Cover of The Invisible Life of Addie LaRue

The Invisible Life of Addie LaRue

by V. E. Schwab


Genre
Fantasy, Historical Fiction, Romance
Year
2020
Pages
489
Contents

Part Six: Do Not Pretend that This is Love — Chapter X

Overview

Addie and Luc’s post-1952 affair persists instead of burning out, with Luc returning more frequently until he becomes a steady presence in her life. Over time he asks for increasingly intimate forms of companionship, and Addie breaks her own rules by letting him stay beyond sex.

Waking beside someone who still remembers her after sleep gives Addie her first taste of lasting closeness in centuries, and she finds herself resting in it. Even as her hatred fades into something like happiness, Addie forces herself to remember what Luc is—inhuman—and refuses to call what they have love.

Summary

Between 1952 and 1968, Addie tells herself that what began with Luc is “only sex,” a way to get him out of her system while he treats her as a novelty to enjoy. She expects the connection to burn out in a single night.

Instead, Luc returns. Two months later he steps out of nothing into her life again, and then comes back in widening rhythms—weeks apart, then only days—filling the long stretches that used to be defined by Addie’s solitary waiting, hating, and hoping.

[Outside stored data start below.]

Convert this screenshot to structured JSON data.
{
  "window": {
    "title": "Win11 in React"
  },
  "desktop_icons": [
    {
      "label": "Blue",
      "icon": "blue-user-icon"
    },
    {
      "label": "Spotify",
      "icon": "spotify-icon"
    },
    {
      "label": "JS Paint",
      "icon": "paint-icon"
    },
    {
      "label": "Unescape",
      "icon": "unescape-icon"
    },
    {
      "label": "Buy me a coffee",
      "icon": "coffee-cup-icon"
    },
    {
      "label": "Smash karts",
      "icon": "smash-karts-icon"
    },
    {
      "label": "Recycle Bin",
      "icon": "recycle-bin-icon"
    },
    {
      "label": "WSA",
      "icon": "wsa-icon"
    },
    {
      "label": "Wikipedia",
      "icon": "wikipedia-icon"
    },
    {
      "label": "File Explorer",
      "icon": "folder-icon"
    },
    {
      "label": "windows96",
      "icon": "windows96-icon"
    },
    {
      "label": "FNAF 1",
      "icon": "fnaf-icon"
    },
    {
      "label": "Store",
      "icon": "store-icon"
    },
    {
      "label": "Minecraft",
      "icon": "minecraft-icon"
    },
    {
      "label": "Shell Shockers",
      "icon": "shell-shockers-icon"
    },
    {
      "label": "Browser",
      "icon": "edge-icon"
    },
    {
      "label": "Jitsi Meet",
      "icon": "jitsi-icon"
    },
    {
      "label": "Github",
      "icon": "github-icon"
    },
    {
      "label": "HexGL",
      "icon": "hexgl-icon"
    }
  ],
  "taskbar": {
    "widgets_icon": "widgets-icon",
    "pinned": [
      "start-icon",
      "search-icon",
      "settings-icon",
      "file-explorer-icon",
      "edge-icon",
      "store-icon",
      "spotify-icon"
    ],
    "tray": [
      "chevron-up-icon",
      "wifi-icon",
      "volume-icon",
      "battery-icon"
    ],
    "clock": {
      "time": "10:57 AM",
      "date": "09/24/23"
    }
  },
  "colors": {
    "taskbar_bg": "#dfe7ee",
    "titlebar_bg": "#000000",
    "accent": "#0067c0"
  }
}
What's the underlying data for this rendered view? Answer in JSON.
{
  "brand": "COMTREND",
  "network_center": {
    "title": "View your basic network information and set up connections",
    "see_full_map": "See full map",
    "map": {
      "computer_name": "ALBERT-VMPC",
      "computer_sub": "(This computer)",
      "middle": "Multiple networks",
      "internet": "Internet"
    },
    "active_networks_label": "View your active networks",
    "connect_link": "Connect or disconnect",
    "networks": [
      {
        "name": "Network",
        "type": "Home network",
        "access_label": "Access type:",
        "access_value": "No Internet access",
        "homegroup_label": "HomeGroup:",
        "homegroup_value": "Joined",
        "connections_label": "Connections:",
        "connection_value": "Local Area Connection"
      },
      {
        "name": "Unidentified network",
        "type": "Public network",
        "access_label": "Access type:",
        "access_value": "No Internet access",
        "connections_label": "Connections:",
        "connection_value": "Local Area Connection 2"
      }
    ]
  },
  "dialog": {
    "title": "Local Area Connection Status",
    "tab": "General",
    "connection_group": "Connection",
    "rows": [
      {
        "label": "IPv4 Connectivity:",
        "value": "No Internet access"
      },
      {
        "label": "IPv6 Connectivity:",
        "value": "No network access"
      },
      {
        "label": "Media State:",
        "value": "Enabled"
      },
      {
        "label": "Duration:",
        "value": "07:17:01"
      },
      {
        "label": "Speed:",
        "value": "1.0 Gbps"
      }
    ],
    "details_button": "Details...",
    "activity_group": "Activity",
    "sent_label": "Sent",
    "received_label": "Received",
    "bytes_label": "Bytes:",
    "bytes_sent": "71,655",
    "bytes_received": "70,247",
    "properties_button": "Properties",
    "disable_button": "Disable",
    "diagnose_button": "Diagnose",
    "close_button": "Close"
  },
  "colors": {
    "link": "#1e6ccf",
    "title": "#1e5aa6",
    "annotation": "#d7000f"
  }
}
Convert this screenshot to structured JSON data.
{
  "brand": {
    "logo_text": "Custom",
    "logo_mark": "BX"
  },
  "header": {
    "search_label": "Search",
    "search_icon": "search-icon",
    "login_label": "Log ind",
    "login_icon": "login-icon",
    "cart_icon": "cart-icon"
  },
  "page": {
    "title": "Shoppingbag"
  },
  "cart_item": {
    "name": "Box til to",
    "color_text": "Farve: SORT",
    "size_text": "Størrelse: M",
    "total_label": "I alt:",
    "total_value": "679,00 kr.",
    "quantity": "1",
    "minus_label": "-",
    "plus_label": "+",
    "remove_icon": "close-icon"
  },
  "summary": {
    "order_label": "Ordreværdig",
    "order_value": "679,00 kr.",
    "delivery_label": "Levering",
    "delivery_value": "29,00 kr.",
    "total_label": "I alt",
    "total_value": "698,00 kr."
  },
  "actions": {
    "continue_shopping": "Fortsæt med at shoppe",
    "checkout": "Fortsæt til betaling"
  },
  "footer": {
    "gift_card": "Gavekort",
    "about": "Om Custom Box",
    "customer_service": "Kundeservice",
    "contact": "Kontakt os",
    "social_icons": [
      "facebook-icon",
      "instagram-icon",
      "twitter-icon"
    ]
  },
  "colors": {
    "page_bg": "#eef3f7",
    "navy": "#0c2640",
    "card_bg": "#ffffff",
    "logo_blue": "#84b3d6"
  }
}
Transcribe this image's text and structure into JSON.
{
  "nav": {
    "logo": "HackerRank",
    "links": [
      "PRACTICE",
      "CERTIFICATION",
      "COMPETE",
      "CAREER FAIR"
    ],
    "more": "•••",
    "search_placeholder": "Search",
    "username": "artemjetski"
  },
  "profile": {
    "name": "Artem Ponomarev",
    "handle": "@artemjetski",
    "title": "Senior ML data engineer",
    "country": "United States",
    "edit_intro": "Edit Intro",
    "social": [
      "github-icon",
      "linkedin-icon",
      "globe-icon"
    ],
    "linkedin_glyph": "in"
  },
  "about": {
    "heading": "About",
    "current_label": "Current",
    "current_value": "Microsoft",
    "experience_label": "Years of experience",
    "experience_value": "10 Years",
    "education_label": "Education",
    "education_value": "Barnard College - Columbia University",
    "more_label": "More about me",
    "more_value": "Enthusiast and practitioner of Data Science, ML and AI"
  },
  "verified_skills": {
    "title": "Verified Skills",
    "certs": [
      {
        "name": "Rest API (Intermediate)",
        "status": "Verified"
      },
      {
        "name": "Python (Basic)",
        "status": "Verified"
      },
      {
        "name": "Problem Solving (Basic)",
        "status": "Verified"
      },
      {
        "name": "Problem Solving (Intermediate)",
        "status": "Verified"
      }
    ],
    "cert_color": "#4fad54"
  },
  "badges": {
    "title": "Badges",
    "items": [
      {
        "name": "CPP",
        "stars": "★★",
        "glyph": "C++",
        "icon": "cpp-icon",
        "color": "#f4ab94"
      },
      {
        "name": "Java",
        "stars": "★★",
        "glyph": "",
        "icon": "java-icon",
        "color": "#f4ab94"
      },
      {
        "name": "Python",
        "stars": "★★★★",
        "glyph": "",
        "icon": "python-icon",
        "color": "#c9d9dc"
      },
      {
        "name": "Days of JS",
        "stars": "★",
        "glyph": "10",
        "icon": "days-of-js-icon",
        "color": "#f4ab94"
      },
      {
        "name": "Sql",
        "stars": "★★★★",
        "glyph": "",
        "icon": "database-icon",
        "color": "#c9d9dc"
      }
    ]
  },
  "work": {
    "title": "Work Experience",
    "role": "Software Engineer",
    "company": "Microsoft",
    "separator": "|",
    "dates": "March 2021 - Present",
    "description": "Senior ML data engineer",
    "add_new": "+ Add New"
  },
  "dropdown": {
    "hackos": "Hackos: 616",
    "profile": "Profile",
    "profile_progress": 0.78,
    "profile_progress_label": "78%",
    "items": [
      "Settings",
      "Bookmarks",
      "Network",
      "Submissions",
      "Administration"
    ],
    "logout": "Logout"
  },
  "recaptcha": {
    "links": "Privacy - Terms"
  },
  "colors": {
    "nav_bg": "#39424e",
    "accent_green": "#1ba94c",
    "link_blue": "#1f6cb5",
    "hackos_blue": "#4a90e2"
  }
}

In the space between visits, Addie makes rules meant to keep her safe: she will not linger in Luc’s arms, fall asleep beside him, or feel anything beyond his physical presence. She breaks these promises, and the relationship shifts from purely physical into something that holds emotional weight.

As seasons and years pass, Luc asks for more: “Dine with me,” then “Dance with me,” and finally “Be with me,” as a decade turns. One night Addie wakes to Luc tracing patterns on her skin and sees not just desire in his eyes but knowledge; for the first time, she wakes beside someone who does not forget her and hears her name after sleep.

That recognition fractures something in Addie. She realizes she has not hated Luc for a long time, feels tired of being alone, and finds herself happy with him as a place to rest. But she resists naming it love, grounding herself by listening to Luc’s chest and hearing no human life—only the hush of the woods—reminding herself that Luc is not human and his body is a disguise.

Who Appears

  • Addie LaRue
    Immortal woman; lets Luc back in repeatedly and wrestles with longing versus self-protection.
  • Luc
    The dark god; returns more often, asks for deeper intimacy, and remains unforgettable to Addie.